Where We Are with COVID In the Workplace

The Spring of 2022 marks the beginning of the third year of the COVID-19 pandemic.  While many Americans believe the pandemic is over with life returning to pre-pandemic normal, it is certainly not behind us.  The landscape of the pandemic has merely shifted to a new “normal”.  This new normal includes continuing mask mandates, vaccine requirements (including boosters) at some public and private businesses and schools and continued supplemental COVID-19 paid sick leave.  Although the pandemic may appear over when gathered in large groups such as a sporting event, the federal, state and local requirements related to COVID are proof the pandemic is still ongoing.  Below provides a few of the current COVID-19 requirements.

 

COVID-19 Supplemental Paid Sick Leave

In February 2022, Governor Newsom implemented a supplemental paid sick leave for COVID-19 related absences.  A covered employee is entitled to at least 40 hours but no more than 80 hours of supplemental paid sick leave between January 1, 2022 and September 30, 2022 for COVID-19 related absences.  Examples of such absences are: needing to quarantine due to possible exposure to COVID-19, attending a COVID-19 vaccine appointment for themselves or for a family member, experiencing COVID-19 symptoms and seeking a medical diagnosis, caring for a family member, or caring for a child whose school or place of care is closed due to reasons related to COVID-19.

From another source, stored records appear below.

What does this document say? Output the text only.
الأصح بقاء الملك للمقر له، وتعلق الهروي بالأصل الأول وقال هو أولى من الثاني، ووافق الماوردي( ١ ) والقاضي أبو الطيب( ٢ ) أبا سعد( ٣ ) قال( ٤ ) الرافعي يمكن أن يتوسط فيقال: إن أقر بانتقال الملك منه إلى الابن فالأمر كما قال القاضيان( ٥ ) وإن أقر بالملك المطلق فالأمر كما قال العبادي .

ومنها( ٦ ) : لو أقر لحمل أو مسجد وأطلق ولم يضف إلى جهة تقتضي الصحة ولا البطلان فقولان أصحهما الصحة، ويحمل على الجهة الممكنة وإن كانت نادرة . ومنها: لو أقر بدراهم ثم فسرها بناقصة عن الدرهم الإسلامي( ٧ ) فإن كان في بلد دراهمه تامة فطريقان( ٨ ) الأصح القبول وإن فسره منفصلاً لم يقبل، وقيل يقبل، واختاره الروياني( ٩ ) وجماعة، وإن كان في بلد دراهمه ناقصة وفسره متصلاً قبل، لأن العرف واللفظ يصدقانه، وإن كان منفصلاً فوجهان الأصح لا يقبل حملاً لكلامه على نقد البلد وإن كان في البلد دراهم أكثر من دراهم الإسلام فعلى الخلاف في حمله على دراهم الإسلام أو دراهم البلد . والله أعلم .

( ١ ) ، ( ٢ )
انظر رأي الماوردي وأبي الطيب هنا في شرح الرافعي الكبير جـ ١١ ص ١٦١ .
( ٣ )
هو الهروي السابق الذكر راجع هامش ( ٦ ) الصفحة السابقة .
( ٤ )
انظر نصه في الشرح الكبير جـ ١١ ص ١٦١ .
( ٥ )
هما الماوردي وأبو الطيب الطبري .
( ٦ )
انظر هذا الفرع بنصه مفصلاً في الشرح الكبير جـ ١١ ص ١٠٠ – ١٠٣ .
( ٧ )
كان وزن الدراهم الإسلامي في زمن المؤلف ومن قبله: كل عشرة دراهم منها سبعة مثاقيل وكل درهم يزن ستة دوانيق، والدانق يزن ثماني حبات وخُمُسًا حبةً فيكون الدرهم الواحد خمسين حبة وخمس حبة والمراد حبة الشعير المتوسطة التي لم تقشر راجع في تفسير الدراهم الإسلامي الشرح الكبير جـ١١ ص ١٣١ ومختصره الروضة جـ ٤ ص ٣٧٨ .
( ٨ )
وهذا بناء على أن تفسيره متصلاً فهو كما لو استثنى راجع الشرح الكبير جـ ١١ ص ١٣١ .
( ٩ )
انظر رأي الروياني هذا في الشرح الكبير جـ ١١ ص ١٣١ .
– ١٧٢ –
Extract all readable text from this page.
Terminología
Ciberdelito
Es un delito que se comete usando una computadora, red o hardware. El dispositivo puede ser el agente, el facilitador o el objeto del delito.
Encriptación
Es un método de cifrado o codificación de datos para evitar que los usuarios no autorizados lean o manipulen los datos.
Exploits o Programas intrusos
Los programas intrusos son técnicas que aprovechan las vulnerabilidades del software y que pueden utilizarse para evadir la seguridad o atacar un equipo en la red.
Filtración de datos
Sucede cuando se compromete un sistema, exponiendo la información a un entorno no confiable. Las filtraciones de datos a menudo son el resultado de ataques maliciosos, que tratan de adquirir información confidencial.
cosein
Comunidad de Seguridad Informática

A key component of this supplemental paid sick leave is its retroactivity.  An employee is able to request paid sick leave for a COVID-19 related absence between January 1, 2022 and February 28, 2022, prior to the implementation of the legislation.  While the prior COVID-19 supplemental paid sick leave expired on September 30, 2021, there is nothing to suggest an employee can request paid time off for COVID-19 related leave taken between October 1 and December 31, 2021.

 

Testing and Mask Requirements

CalOSHA continues to modify protocols with regard to testing, close-contact, and return-to-work procedures and has revised certain terms, such as what constitutes a “face covering” to adapt to the changing landscape.  The current Emergency Temporary Standards (ETS) are in effect until December 31, 2022.  The key takeaway from this version of the ETS is it applies to employees without regard of vaccination status. Employers can require employees to submit proof of vaccination and require employees to be vaccinated against COVID-19. Additionally, employers can require employees to wear a face covering, as long as an accommodation is made for those who cannot wear face coverings because of a condition or disability.

 

Protea Financial COVID in the workplace

 

Workplace Safety – Civil Penalties

In September 2021, Governor Newsom signed SB 606, which allows the California Division of Occupational Safety and Health (CalOSHA) to issue company-wide citations for multiple workplace outbreaks of COVID-19. California inspectors may levy a civil penalty against those who are cited between an approximate range of $9,000 to $125,000 for willful violations of workplace safety.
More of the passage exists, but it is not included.